En quoi consiste une procédure de sauvegarde ?

La procédure de sauvegarde a pour particularité de pouvoir être ouverte à l'encontre d'une entreprise qui n'est pas en état de cessation des paiements, mais qui rencontre des difficultés insurmontables.

L'objectif est de traiter le plus en amont possible les difficultés de l'entreprise afin de lui éviter la cessation des paiements, qui se traduirait alors par l'ouverture d'une procédure de redressement ou de liquidation judiciaire. La procédure de sauvegarde a ainsi pour objet de maintenir les emplois, d'assurer l'apurement du passif et de réorganiser l'entreprise pour qu'elle puisse continuer son activité.

L'employeur reste à la tête de son entreprise, et un administrateur judiciaire est parfois nommé pour l'assister, mais ce n'est pas systématique. Seul le dirigeant peut décider de céder l'entreprise, le Tribunal de commerce ne peut pas l'y contraindre.

Une procédure de sauvegarde se déroule en 4 étapes :

  1. Le Tribunal de commerce prononce l'ouverture de la procédure à la demande du dirigeant de l'entreprise en difficulté. Les salariés procèdent à l'élection d'un représentant qui assure leurs intérêts.
  2. La gestion de l'entreprise est observée par le Tribunal pendant une durée pouvant aller de 6 à 18 mois, appelée période d'observation. Elle permet d'établir un diagnostic de la viabilité de l'activité ainsi que des perspectives de redressement.
  3. La période d'observation se conclut avec l'élaboration d'un plan de sauvegarde, dont la durée peut aller jusqu'à 10 ans (15 ans pour les entreprises agricoles).
  4. Le plan de sauvegarde se termine lorsque les difficultés de l'entreprise ont disparu.
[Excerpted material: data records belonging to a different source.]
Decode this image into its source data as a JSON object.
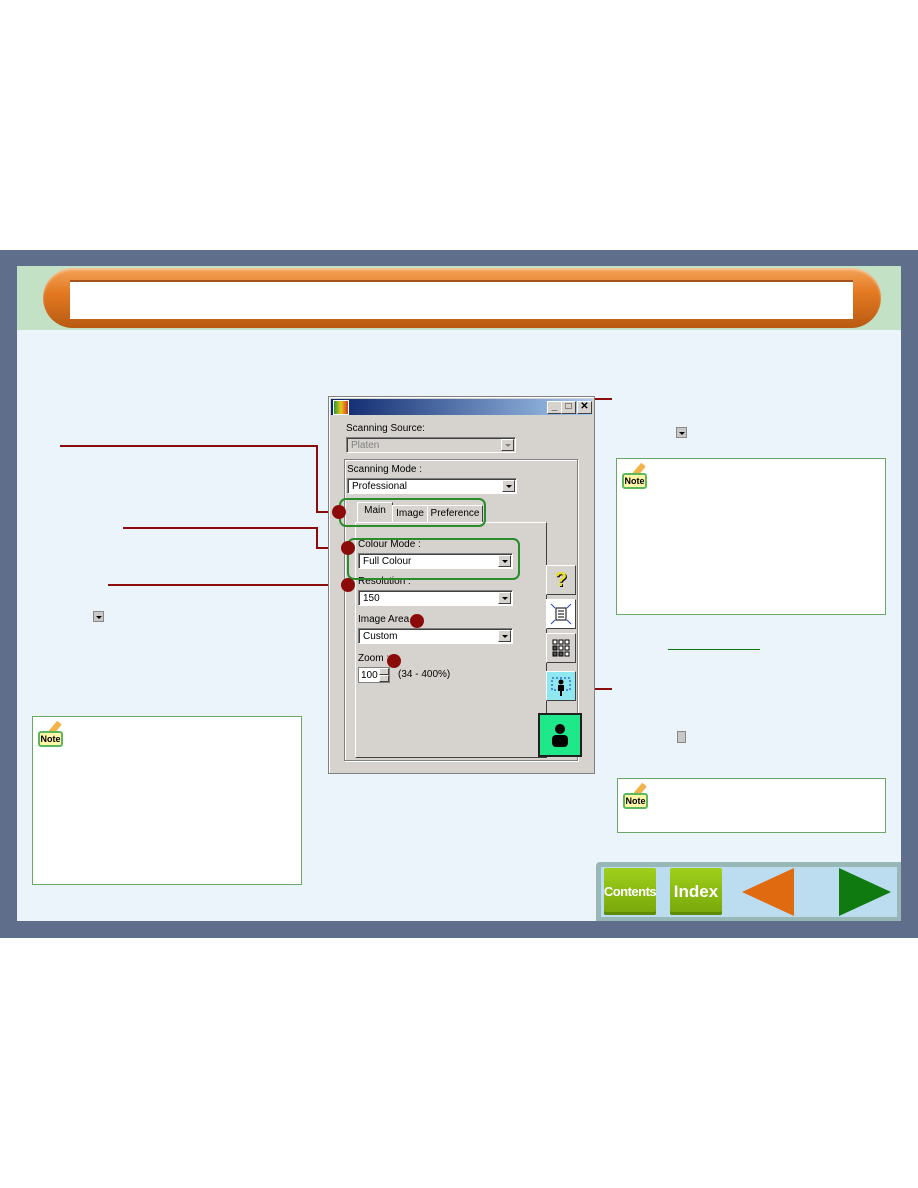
{
  "page": {
    "title": ""
  },
  "dialog": {
    "title": "",
    "window_buttons": {
      "minimize": "_",
      "maximize": "□",
      "close": "✕"
    },
    "scanning_source": {
      "label": "Scanning Source:",
      "value": "Platen",
      "enabled": false
    },
    "scanning_mode": {
      "label": "Scanning Mode :",
      "value": "Professional"
    },
    "tabs": [
      {
        "label": "Main",
        "active": true
      },
      {
        "label": "Image",
        "active": false
      },
      {
        "label": "Preference",
        "active": false
      }
    ],
    "colour_mode": {
      "label": "Colour Mode :",
      "value": "Full Colour"
    },
    "resolution": {
      "label": "Resolution :",
      "value": "150"
    },
    "image_area": {
      "label": "Image Area :",
      "value": "Custom"
    },
    "zoom": {
      "label": "Zoom :",
      "value": "100",
      "range": "(34 - 400%)"
    },
    "side_buttons": [
      {
        "icon": "help-icon",
        "glyph": "?"
      },
      {
        "icon": "auto-crop-icon",
        "glyph": ""
      },
      {
        "icon": "thumbnail-grid-icon",
        "glyph": ""
      },
      {
        "icon": "preview-icon",
        "glyph": ""
      },
      {
        "icon": "scan-icon",
        "glyph": ""
      }
    ]
  },
  "notes": [
    {
      "badge": "Note",
      "text": ""
    },
    {
      "badge": "Note",
      "text": ""
    },
    {
      "badge": "Note",
      "text": ""
    }
  ],
  "nav": {
    "contents": "Contents",
    "index": "Index",
    "prev_color": "#e06a10",
    "next_color": "#0f7a0f"
  },
  "colors": {
    "frame": "#5f6e8a",
    "page_bg": "#eaf4fa",
    "leader": "#8b0b0b",
    "highlight": "#2a8c2a",
    "title_orange": "#e47a22"
  }
}
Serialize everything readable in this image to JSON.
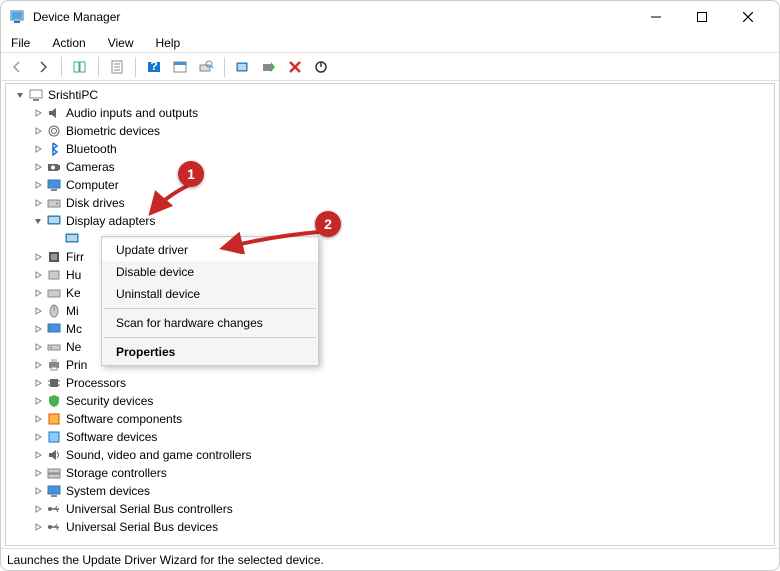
{
  "window": {
    "title": "Device Manager"
  },
  "menu": {
    "file": "File",
    "action": "Action",
    "view": "View",
    "help": "Help"
  },
  "tree": {
    "root": "SrishtiPC",
    "items": [
      {
        "label": "Audio inputs and outputs",
        "exp": false
      },
      {
        "label": "Biometric devices",
        "exp": false
      },
      {
        "label": "Bluetooth",
        "exp": false
      },
      {
        "label": "Cameras",
        "exp": false
      },
      {
        "label": "Computer",
        "exp": false
      },
      {
        "label": "Disk drives",
        "exp": false
      },
      {
        "label": "Display adapters",
        "exp": true
      },
      {
        "label": "Firr",
        "exp": false
      },
      {
        "label": "Hu",
        "exp": false
      },
      {
        "label": "Ke",
        "exp": false
      },
      {
        "label": "Mi",
        "exp": false
      },
      {
        "label": "Mc",
        "exp": false
      },
      {
        "label": "Ne",
        "exp": false
      },
      {
        "label": "Prin",
        "exp": false
      },
      {
        "label": "Processors",
        "exp": false
      },
      {
        "label": "Security devices",
        "exp": false
      },
      {
        "label": "Software components",
        "exp": false
      },
      {
        "label": "Software devices",
        "exp": false
      },
      {
        "label": "Sound, video and game controllers",
        "exp": false
      },
      {
        "label": "Storage controllers",
        "exp": false
      },
      {
        "label": "System devices",
        "exp": false
      },
      {
        "label": "Universal Serial Bus controllers",
        "exp": false
      },
      {
        "label": "Universal Serial Bus devices",
        "exp": false
      }
    ]
  },
  "context_menu": {
    "update_driver": "Update driver",
    "disable_device": "Disable device",
    "uninstall_device": "Uninstall device",
    "scan": "Scan for hardware changes",
    "properties": "Properties"
  },
  "callouts": {
    "one": "1",
    "two": "2"
  },
  "status": "Launches the Update Driver Wizard for the selected device."
}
Lorsque l'adoption d'un plan de sauvegarde n'est pas possible, si l'entreprise ne respecte pas ses engagements ou si elle se trouve en état de cessation des paiements, le Tribunal va ouvrir une procédure de redressement ou de liquidation judiciaire.

Que deviennent les salariés dans le cadre d'une procédure de sauvegarde ?

L'ouverture de la procédure de sauvegarde n'a pas pour effet de mettre fin aux contrats de travail des salariés.

L'employeur dispose d'ailleurs de plusieurs pistes pour maîtriser son effectif sans recourir au licenciement :

  • recourir au chômage partiel, tout en engageant des formations pour le personnel inactif du fait des circonstances,
  • négocier un accord de compétitivité, qui permet de baisser les salaires ou d'augmenter le temps de travail pour un même salaire et ce pour une période négociée.

Cependant, le licenciement de certains salariés peut s'avérer nécessaire en phase de poursuite d'activité, pour permettre le maintien de l'entreprise et des autres emplois.

Si, au cours de la période d'observation ou du plan de sauvegarde, l'employeur estime nécessaire de procéder à des licenciements économiques pour sauvegarder l'entreprise, il peut les engager sans autorisation préalable du juge-commissaire.

L'entreprise n'étant pas en état de cessation des paiements, l'employeur ne pourra effectuer des licenciements économiques qu'en respectant le droit commun. En particulier, il va devoir prouver le caractère économique du licenciement, mettre en place les critères de licenciement, organiser la consultation du comité social et économique.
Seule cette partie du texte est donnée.